One day I was on my phone, then I got a text message from my girlfriend, "Hey, sexy boy, wanna hang out tonight if you know what I mean...?" Then I just stopped and froze. I read the message. I said, "Yeah, sure..." She replied really fast, "There's going to be a few people there, ok." But I didn't read the next message... She said, "Come right at 12:00 AM." But I didn't read it. I walked into her house, but I heard a strange noise like a moaning noise, and it sounded like HER!! So I hid behind the couch, and I looked through the open door and saw something I didn't want to see... Like for part 2 and comment if you want me to make another!!
Relationship Jokes
Yo, back off from my homey Freshfry; he's mine!
HEY D.K. date ME, not that weirdo Freshfry! I LOOOOOOOOOVVVVVVVVEEEEEE UUUUUUUUUUU D.K. Let's DATE! I'm 13 ;)
What would Earth say if it had a boyfriend?
You need to com-it.
Would I be considered a "homo" because I have sex at home?
Jack and Jill went up the hill so Jack could suck Jill’s candy.
Jack got a shock because Jill’s real name was Randy.
Hey Gwen, reply to me and say if everything is alright.
Once Jimmy was minding his own business, then he hears his mom come home. He asked, "Where have you been?" She replied with, "I was at work," yet he knew his mom did not have work. So the next day, while heading to school, he gets a phone call saying his mom is pregnant, and they want to try their device, and they need the baby's dad to say if it's alright.
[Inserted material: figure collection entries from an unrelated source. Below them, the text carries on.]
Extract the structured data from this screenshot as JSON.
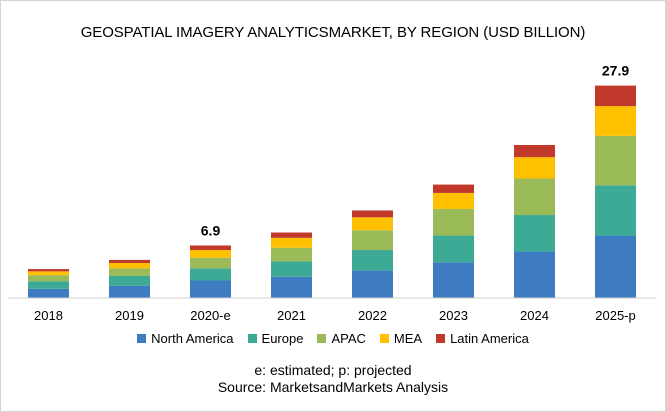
{
  "chart_data": {
    "type": "bar",
    "stacked": true,
    "title": "GEOSPATIAL IMAGERY ANALYTICSMARKET, BY REGION (USD BILLION)",
    "categories": [
      "2018",
      "2019",
      "2020-e",
      "2021",
      "2022",
      "2023",
      "2024",
      "2025-p"
    ],
    "series": [
      {
        "name": "North America",
        "color": "#3D7CC0",
        "values": [
          1.2,
          1.6,
          2.3,
          2.8,
          3.6,
          4.7,
          6.1,
          8.2
        ]
      },
      {
        "name": "Europe",
        "color": "#3DAA96",
        "values": [
          1.0,
          1.3,
          1.6,
          2.0,
          2.7,
          3.5,
          4.8,
          6.6
        ]
      },
      {
        "name": "APAC",
        "color": "#9BBB59",
        "values": [
          0.8,
          1.0,
          1.4,
          1.8,
          2.6,
          3.5,
          4.8,
          6.5
        ]
      },
      {
        "name": "MEA",
        "color": "#FFC000",
        "values": [
          0.5,
          0.7,
          1.0,
          1.3,
          1.7,
          2.1,
          2.8,
          3.9
        ]
      },
      {
        "name": "Latin America",
        "color": "#C0392B",
        "values": [
          0.3,
          0.4,
          0.6,
          0.7,
          0.9,
          1.1,
          1.6,
          2.7
        ]
      }
    ],
    "data_labels": [
      {
        "category": "2020-e",
        "text": "6.9"
      },
      {
        "category": "2025-p",
        "text": "27.9"
      }
    ],
    "ylim": [
      0,
      31
    ],
    "y_axis_visible": false,
    "grid": false,
    "legend_position": "bottom"
  },
  "notes": {
    "line1": "e: estimated; p: projected",
    "line2": "Source: MarketsandMarkets Analysis"
  }
}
Jack and Jill went up the hill to smoke some marijuana.
Jack got high, grabbed Jill's thigh, and said, "I know you wanna."
Jill said yes, lifted up her dress, and then they had some fun, but silly Jill forgot her pill, and now they have a son.
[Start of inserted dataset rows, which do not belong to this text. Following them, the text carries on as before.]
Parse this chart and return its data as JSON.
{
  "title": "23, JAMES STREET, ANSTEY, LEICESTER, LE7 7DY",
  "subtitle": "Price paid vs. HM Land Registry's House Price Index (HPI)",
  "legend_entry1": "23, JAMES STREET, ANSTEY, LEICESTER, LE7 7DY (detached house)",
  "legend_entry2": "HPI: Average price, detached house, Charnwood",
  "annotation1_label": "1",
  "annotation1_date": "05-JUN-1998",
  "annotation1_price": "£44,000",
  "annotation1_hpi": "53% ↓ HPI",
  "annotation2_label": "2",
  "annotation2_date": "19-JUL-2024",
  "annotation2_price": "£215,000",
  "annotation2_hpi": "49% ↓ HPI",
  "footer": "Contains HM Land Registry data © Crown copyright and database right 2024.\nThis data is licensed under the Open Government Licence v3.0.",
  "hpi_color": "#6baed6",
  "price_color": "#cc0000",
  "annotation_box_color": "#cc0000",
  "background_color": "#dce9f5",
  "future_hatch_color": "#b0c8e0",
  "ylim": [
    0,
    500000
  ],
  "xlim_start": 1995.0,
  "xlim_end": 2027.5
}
Me: I'm home, ma! Here's her with a new dad. Her: Go hang with someone. Me: Gets the noose, goes to fav tree. I love you, ma. 🙂
My sister's friends are hilarious, like seriously, haha.
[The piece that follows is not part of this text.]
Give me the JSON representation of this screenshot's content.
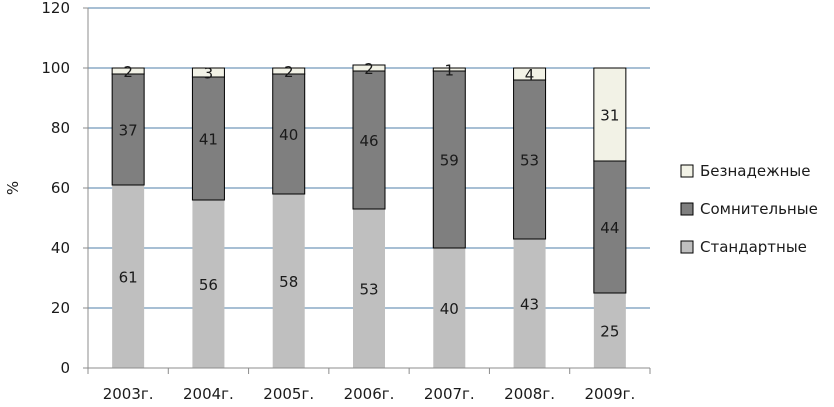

I saw an orphan fall in the street crying, so I ran up to him and said, "Are you okay? Where are your parents?"
Hey selfish king, I see you need a girlfriend ;)
I fucked your mum last night, that she was salty.
What's the difference between my mum and my dad?
My mum stayed.
Can you be my daddy? 🍌😘😉
My sister says I’m annoying, or that’s what I read in her diary.
Gwen, I thought you would be with me if Prince broke up with you... :((((((
I took my mother-in-law out today...
I love being a sniper.
My girlfriend got ran over by a bus. I lost my job as a bus driver.